1 Hierna openbaarde Jezus Zich opnieuw aan de discipelen, aan de zee van Tiberias. En Hij openbaarde Zich als volgt: 2 Er waren bijeen Simon Petrus en Thomas, ook Didymus genoemd, en Nathanaël, die uit Kana in Galilea afkomstig was, en de zonen van Zebedeüs, en twee anderen van Zijn discipelen. 3 Simon Petrus zei tegen hen: Ik ga vissen. Zij zeiden tegen hem: Wij gaan met u mee. Zij gingen naar buiten, en gingen meteen aan boord van het schip; en in die nacht vingen zij niets. 4 En toen het al ochtend geworden was, stond Jezus aan de oever, maar de discipelen wisten niet dat het Jezus was. (Johannes 21:1-4)
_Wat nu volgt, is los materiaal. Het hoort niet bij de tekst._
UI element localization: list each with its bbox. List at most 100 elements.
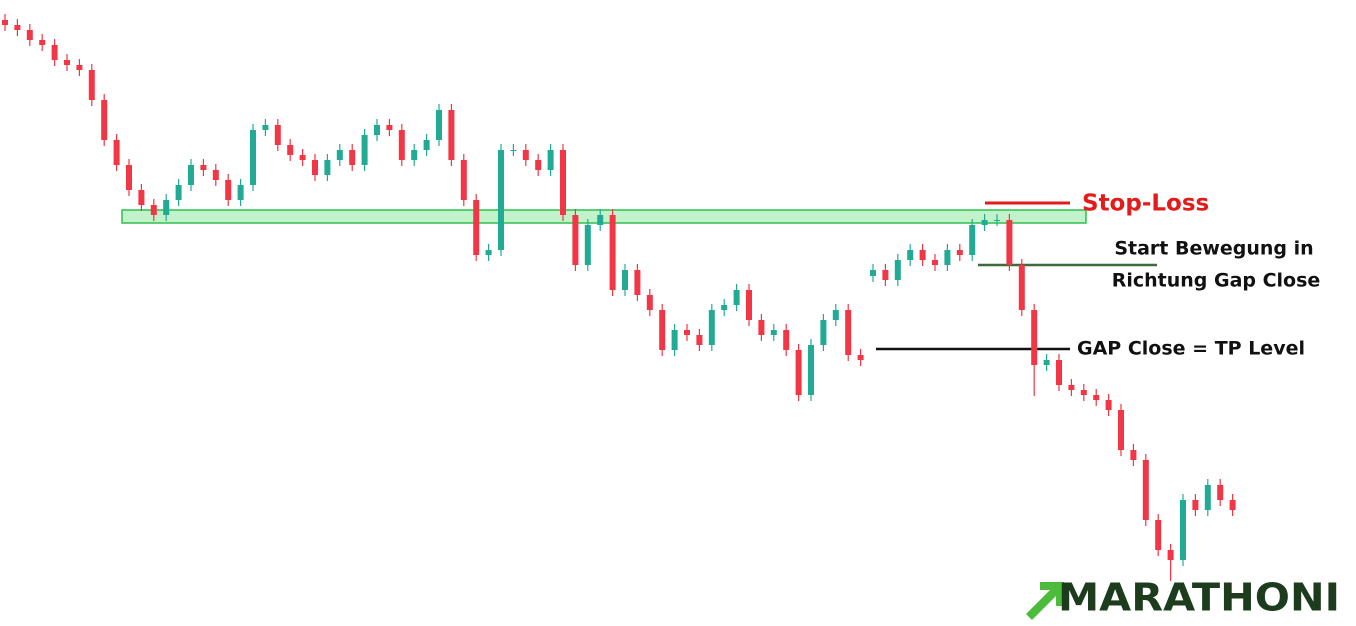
candle-body [101,100,108,140]
candle-body [1105,400,1112,410]
candle-body [659,310,666,350]
candle-body [870,270,876,276]
candle-body [783,330,790,350]
candle-body [522,150,529,160]
candle-body [1180,500,1186,560]
candle-body [1167,550,1174,560]
candle-body [994,220,1000,221]
candle-body [1229,500,1236,510]
candle-body [460,160,467,200]
candle-body [485,250,492,255]
candle-body [274,125,281,145]
candle-body [299,155,306,160]
annotation: GAP Close = TP Level [1077,338,1305,360]
candle-body [64,60,70,65]
candle-body [287,145,294,155]
candle-body [622,270,628,290]
candle-body [597,215,604,225]
candle-body [39,40,46,45]
candle-body [1130,450,1137,460]
candle-body [820,320,827,345]
candle-body [1118,410,1124,450]
logo: MARATHONI [1058,576,1340,620]
candle-body [26,30,33,40]
annotation: Start Bewegung in [1114,238,1313,260]
candle-body [163,200,170,215]
candle-body [324,160,331,175]
candle-body [1217,485,1224,500]
candle-body [1068,385,1075,390]
candle-body [1043,360,1050,365]
candle-body [312,160,318,175]
candle-body [981,220,988,225]
candle-body [374,125,380,135]
candle-body [932,260,938,265]
candle-body [708,310,715,345]
candle-body [1056,360,1062,385]
candle-body [1155,520,1162,550]
candle-body [423,140,430,150]
candle-body [832,310,839,320]
candle-body [882,270,889,280]
candle-body [398,130,405,160]
candle-body [175,185,182,200]
candle-body [212,170,219,180]
candle-body [894,260,901,280]
candle-body [845,310,852,355]
logo-arrow [1026,582,1064,620]
annotation: Stop-Loss [1082,191,1209,217]
candle-body [907,250,914,260]
candle-body [2,20,8,25]
candle-body [671,330,678,350]
candle-body [250,130,256,185]
candle-body [746,290,752,320]
candle-body [411,150,418,160]
candles [2,14,1236,581]
candle-body [336,150,343,160]
candle-body [1204,485,1211,510]
candle-body [969,225,976,255]
candle-body [721,305,728,310]
candle-body [857,355,864,360]
candle-body [510,150,517,151]
candle-body [770,330,777,335]
candle-body [684,330,690,335]
candle-body [1093,395,1100,400]
candle-body [361,135,368,165]
candle-body [225,180,232,200]
candle-body [1192,500,1199,510]
candle-body [944,250,951,265]
candle-body [14,25,21,30]
candle-body [188,165,194,185]
candle-body [473,200,480,255]
candle-body [200,165,207,170]
candle-body [535,160,542,170]
candle-body [88,70,95,100]
candle-body [696,335,703,345]
candle-body [733,290,740,305]
candle-body [758,320,765,335]
candle-body [349,150,356,165]
candle-body [51,45,58,60]
annotation: Richtung Gap Close [1112,270,1321,292]
gap-zone [121,209,1087,224]
candle-body [138,190,145,205]
candle-body [560,150,566,215]
candle-body [547,150,554,170]
candle-body [113,140,120,165]
candle-body [634,270,641,295]
candle-body [808,345,814,395]
candle-body [1142,460,1149,520]
candle-body [386,125,393,130]
candle-body [1006,220,1013,265]
candle-body [1031,310,1038,365]
candle-body [609,215,616,290]
candle-body [646,295,653,310]
candle-body [1018,265,1025,310]
candle-body [76,65,83,70]
candle-body [1080,390,1087,395]
candle-body [448,110,455,160]
candle-body [237,185,244,200]
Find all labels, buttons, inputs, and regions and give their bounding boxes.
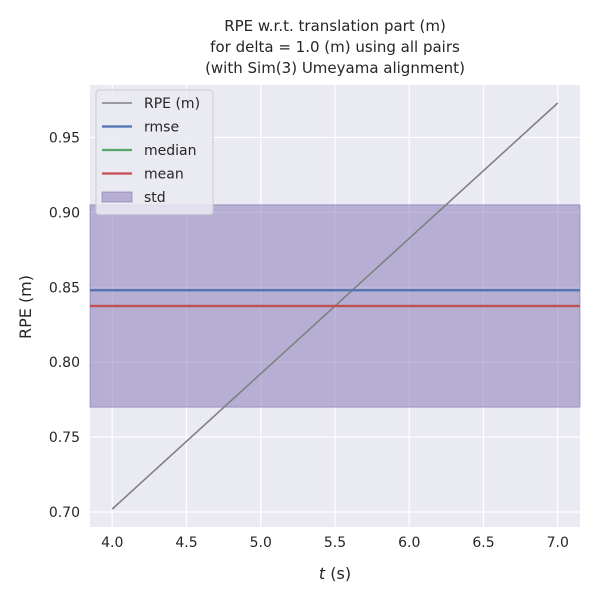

Johannes wil nog een verhaal vertellen voordat hij met zijn brief stopt. En natuurlijk is dit verhaal er ook om ons geloof te sterken. Weer een openbaring van Jezus, die Jezus die wijn in water veranderde, die de liefde voor Zijn schapen heeft laten zien.
Na Zijn opstanding was Jezus blijkbaar niet constant met Zijn discipelen. De discipelen waren grotendeels op zichzelf aangewezen. Maar ze zaten in een vacuüm, Jezus was hun doel in het leven geworden en die is er nu niet.
Maar stilzitten kunnen ze blijkbaar ook niet en Petrus neemt dan ook het initiatief om te gaan vissen. Maar tijdens het vissen vangen ze niets. En dat zou eigenlijk wel moeten en zeker in de nacht. Zo gauw het daglicht komt is de kans op een vangst veel kleiner. En als Jezus dan aan de oever staat, herkennen ze hem niet.
Jezus weet elke keer wel de juiste situatie uit te zoeken om Zijn discipelen te onderwijzen. Dit kan geen toeval zijn, maar wel een goede bron om te laten zien dat er maar een God is die alles in de hand heeft. Er gebeurd niets bij toeval, alles is in Zijn handen. Elke situatie wil God aangrijpen om onze hand vast te pakken en mee te nemen in Zijn verlangen.
Niets in ons leven gebeurd zomaar, en als we er met een ander oog naar leren kijken, zullen we Jezus daar zien staan aan de oever. Jezus is altijd met ons bezig, ook met jou.